Fran is not in her box. She’s sitting on an upturned bucket, gazing out across the cobbles to the river, untangling a piece of twine that is wrapped several hundred times around a huge clump of supermarket carrier bags.

She looks up as Liv approaches, with two mugs, then at the sky. It has sunk around them in thick droplets, muffling sound, ending the world at the river’s edge.

‘Not running?’

‘Nope.’

‘Not like you.’

‘Nothing’s like me, apparently.’

Liv hands over a coffee. Fran takes a sip, grunts with pleasure, then looks at her. ‘Don’t stand there like a lemon, then. Take a seat.’

Liv glances around before she realizes that Fran is pointing towards a small milk crate. She pulls it over and sits down. A pigeon walks across the cobbles towards her. Fran reaches into a crumpled paper bag and throws it a crust. It’s oddly peaceful out here, hearing the Thames lap gently at the shore, the distant sounds of traffic. Liv thinks wryly of what the newspapers would say if they could see the society widow’s breakfast companion. A barge emerges through the mist and floats silently past, its lights disappearing into the grey dawn.

‘Your friend left, then.’

‘How do you know?’

‘Sit here long enough you get to know everything. You listen, see?’ She taps the side of her head. ‘Nobody listens any more. Everyone knows what they want to hear, but nobody actually listens.’

She stops for a minute, as if remembering something. ‘I saw you in the newspaper.’

Liv blows on her coffee. ‘I think the whole of London has seen me in the newspaper.’

‘I’ve got it. In my box.’ She gestures towards the doorway. ‘Is that it?’ She points to the bundle Liv is holding under her arm.

‘Yes.’ She takes a sip. ‘Yes, it is.’ She waits for Fran to add her own take on Liv’s crime, to list the reasons why she should never have attempted to keep the painting, but it doesn’t come. Instead she sniffs, looks out at the river.

‘That’s why I don’t like having too much stuff. When I was in the shelter people was always nicking it.
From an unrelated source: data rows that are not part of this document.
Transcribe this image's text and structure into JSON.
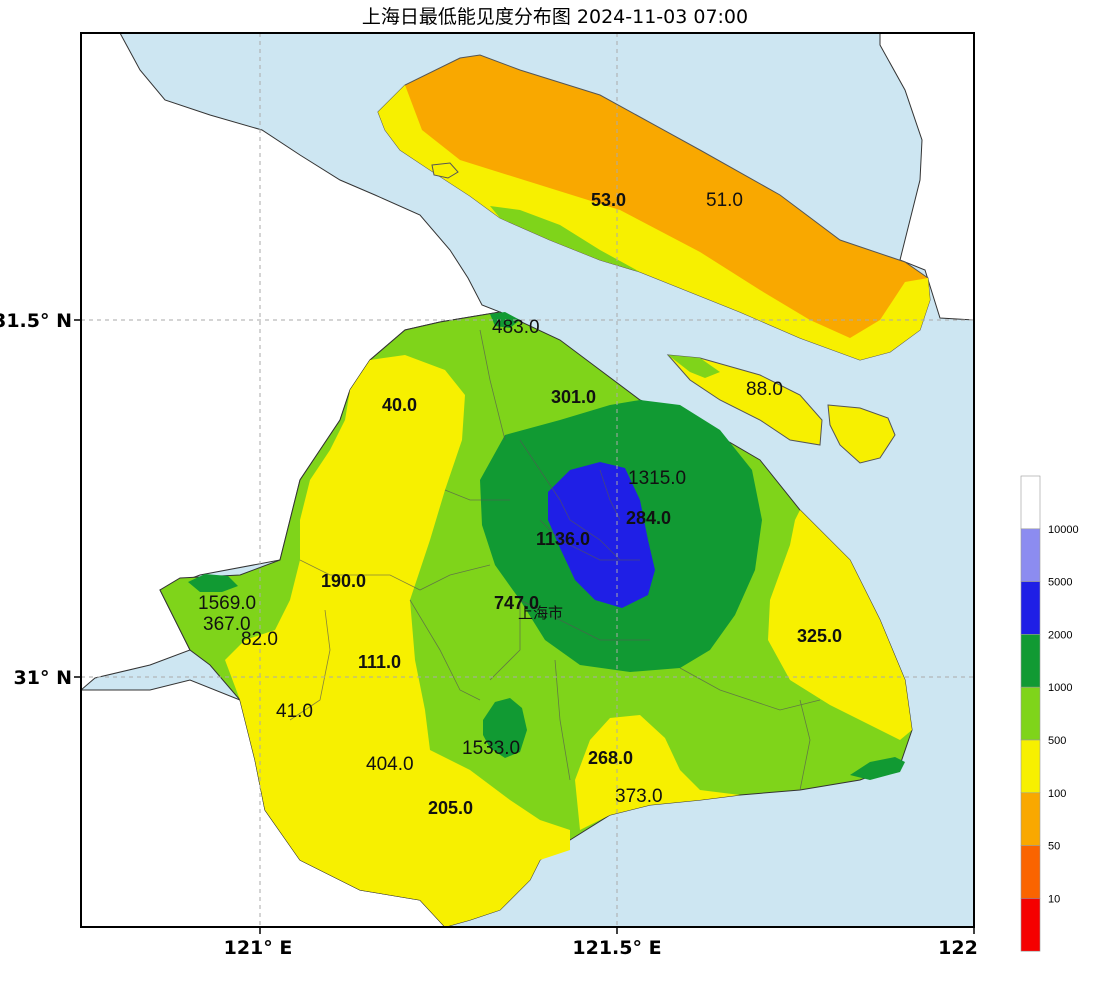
{
  "title": "上海日最低能见度分布图 2024-11-03 07:00",
  "city_label": "上海市",
  "axes": {
    "y_ticks": [
      "31.5° N",
      "31° N"
    ],
    "x_ticks": [
      "121° E",
      "121.5° E",
      "122"
    ]
  },
  "legend": {
    "labels": [
      "10000",
      "5000",
      "2000",
      "1000",
      "500",
      "100",
      "50",
      "10"
    ],
    "colors": [
      "#ffffff",
      "#8c8cf0",
      "#1f1fe6",
      "#119a33",
      "#7fd41a",
      "#f7f000",
      "#f9a800",
      "#fa6400",
      "#f50000"
    ]
  },
  "colors": {
    "sea": "#cde6f2",
    "outside_land": "#ffffff"
  },
  "stations": [
    {
      "label": "53.0",
      "bold": true
    },
    {
      "label": "51.0",
      "bold": false
    },
    {
      "label": "483.0",
      "bold": false
    },
    {
      "label": "88.0",
      "bold": false
    },
    {
      "label": "301.0",
      "bold": true
    },
    {
      "label": "40.0",
      "bold": true
    },
    {
      "label": "1315.0",
      "bold": false
    },
    {
      "label": "284.0",
      "bold": true
    },
    {
      "label": "1136.0",
      "bold": true
    },
    {
      "label": "190.0",
      "bold": true
    },
    {
      "label": "1569.0",
      "bold": false
    },
    {
      "label": "367.0",
      "bold": false
    },
    {
      "label": "82.0",
      "bold": false
    },
    {
      "label": "747.0",
      "bold": true
    },
    {
      "label": "325.0",
      "bold": true
    },
    {
      "label": "111.0",
      "bold": true
    },
    {
      "label": "41.0",
      "bold": false
    },
    {
      "label": "1533.0",
      "bold": false
    },
    {
      "label": "404.0",
      "bold": false
    },
    {
      "label": "268.0",
      "bold": true
    },
    {
      "label": "373.0",
      "bold": false
    },
    {
      "label": "205.0",
      "bold": true
    }
  ]
}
Didn’t matter where you left it – under your bed, in your locker – they’d wait till you was going out, and then they’d just take it. It got so’s you didn’t want to go out, just for fear of losing your stuff. Imagine that.’

‘Imagine what?’

‘What you lose. Just trying to hang on to a few bits.’

Liv looks at Fran’s craggy, weathered face, suddenly suffused with pleasure as she considers the life she is no longer missing out on.

‘It’s a kind of madness,’ Fran says.

Liv stares along the grey river, and her eyes fill unexpectedly with tears.